Ein italienischer Mann gewann 2019 im Superenalotto 220 Millionen Euro, was zu bedeutenden Veränderungen in seinem Leben führte, darunter die Scheidung von seiner ersten Frau und die Wiederverheiratung. Nach seinem Tod im Jahr 2026 wurde seine zweite Frau die alleinige Erbin. Die erste Frau, die eine monatliche Unterhaltszahlung von 6.300 Euro erhielt, sucht nun nach fortgesetzter finanzieller Unterstützung gemäß Artikel 9-bis des Scheidungsgesetzes, das laufende Zahlungen zulässt, wenn bestimmte Bedingungen erfüllt sind. Juristische Experten schätzen, dass sie etwa 5.000 Euro pro Monat erhalten könnte, aber dies bleibt spekulativ, bis ein Gericht ihre Bedürfnisse und den Wert des Nachlasses bewertet.

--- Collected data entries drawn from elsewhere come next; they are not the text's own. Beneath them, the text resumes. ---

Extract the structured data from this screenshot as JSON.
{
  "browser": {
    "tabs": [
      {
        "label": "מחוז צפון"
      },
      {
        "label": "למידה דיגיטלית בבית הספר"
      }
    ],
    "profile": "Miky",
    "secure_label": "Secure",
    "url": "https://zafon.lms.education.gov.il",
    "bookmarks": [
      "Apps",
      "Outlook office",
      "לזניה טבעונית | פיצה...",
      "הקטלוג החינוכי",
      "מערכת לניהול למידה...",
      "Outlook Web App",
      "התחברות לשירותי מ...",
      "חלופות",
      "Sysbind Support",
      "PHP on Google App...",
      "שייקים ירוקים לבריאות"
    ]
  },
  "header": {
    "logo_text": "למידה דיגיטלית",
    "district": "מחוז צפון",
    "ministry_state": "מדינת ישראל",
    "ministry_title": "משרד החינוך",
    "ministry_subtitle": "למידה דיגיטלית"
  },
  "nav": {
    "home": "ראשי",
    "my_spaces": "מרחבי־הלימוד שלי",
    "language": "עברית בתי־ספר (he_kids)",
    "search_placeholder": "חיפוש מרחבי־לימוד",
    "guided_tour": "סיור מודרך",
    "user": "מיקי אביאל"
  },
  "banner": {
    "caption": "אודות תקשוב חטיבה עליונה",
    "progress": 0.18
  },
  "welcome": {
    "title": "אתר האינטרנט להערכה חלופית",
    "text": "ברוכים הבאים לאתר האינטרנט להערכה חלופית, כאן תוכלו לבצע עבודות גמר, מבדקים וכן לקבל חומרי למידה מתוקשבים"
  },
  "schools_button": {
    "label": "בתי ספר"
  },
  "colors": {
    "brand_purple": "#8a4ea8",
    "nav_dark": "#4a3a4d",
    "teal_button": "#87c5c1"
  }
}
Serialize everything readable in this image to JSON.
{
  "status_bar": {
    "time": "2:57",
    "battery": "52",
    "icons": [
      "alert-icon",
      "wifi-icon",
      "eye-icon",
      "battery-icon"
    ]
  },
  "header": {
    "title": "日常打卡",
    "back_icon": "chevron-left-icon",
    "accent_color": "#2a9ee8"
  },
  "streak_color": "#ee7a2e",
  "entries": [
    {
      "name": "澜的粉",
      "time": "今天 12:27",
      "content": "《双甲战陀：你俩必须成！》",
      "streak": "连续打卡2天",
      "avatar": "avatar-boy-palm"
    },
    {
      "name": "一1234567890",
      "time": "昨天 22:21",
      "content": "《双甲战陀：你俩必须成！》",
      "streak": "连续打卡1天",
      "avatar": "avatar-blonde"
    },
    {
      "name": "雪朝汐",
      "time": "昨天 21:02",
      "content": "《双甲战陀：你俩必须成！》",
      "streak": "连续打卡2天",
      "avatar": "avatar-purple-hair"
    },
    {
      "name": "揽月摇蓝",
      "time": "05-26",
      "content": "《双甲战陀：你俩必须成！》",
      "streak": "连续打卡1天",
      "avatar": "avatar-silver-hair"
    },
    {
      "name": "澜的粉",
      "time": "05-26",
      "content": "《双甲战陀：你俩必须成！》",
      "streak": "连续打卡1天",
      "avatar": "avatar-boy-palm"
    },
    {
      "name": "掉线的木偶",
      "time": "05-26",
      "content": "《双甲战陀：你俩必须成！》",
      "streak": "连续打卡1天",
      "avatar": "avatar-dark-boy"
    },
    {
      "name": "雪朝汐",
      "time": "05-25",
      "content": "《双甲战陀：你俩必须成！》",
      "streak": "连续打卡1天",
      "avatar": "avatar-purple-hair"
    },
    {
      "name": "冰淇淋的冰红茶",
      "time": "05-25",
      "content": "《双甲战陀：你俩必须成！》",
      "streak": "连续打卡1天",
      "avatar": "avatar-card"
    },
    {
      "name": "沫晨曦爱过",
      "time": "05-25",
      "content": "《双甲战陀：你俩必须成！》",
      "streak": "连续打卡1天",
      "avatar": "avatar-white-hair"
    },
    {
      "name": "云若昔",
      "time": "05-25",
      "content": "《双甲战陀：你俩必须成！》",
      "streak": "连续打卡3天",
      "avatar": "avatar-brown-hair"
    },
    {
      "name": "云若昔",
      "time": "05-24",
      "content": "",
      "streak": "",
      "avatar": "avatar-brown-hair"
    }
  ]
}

Ein Mann, der 220 Millionen Euro beim Spielen der italienischen Lotterie gewonnen hat, ist gestorben und hinterlässt einen komplexen Erbstreit zwischen zwei Exfrauen. Der Fall, der eine rechtliche Debatte ausgelöst hat, dreht sich darum, ob der überlebende Ehepartner nach dem Tod ihres Mannes weiterhin eine monatliche Zulage an die erste Frau zahlen sollte. Der Mann, ein LKW-Fahrer aus Padua, war 49 Jahre alt, als er 2019 während einer Arbeitsreise nach Lodi Gold schlug. Sein Gewinn veränderte sein Leben, er kündigte seinen Job, zog Haus und Auto und investierte einen Großteil des Geldes. Sein persönliches Leben änderte sich jedoch auch dramatisch.

Kurz darauf heiratete der Mann erneut, diesmal mit einer 37-jährigen Frau aus Chieti. Das Paar heiratete am 24. Juli 2025 und ließ sich später in Padua nieder. Knapp über ein Jahr später, am 28. Juni 2026, starb der Mann plötzlich, ohne Kinder oder andere gesetzliche Erben wie Eltern oder Geschwister zu hinterlassen. Als Ergebnis wurde seine zweite Frau die einzige Erbin seines gesamten Vermögens. Mit seinem Tod endeten die monatlichen Zahlungen an seine erste Frau.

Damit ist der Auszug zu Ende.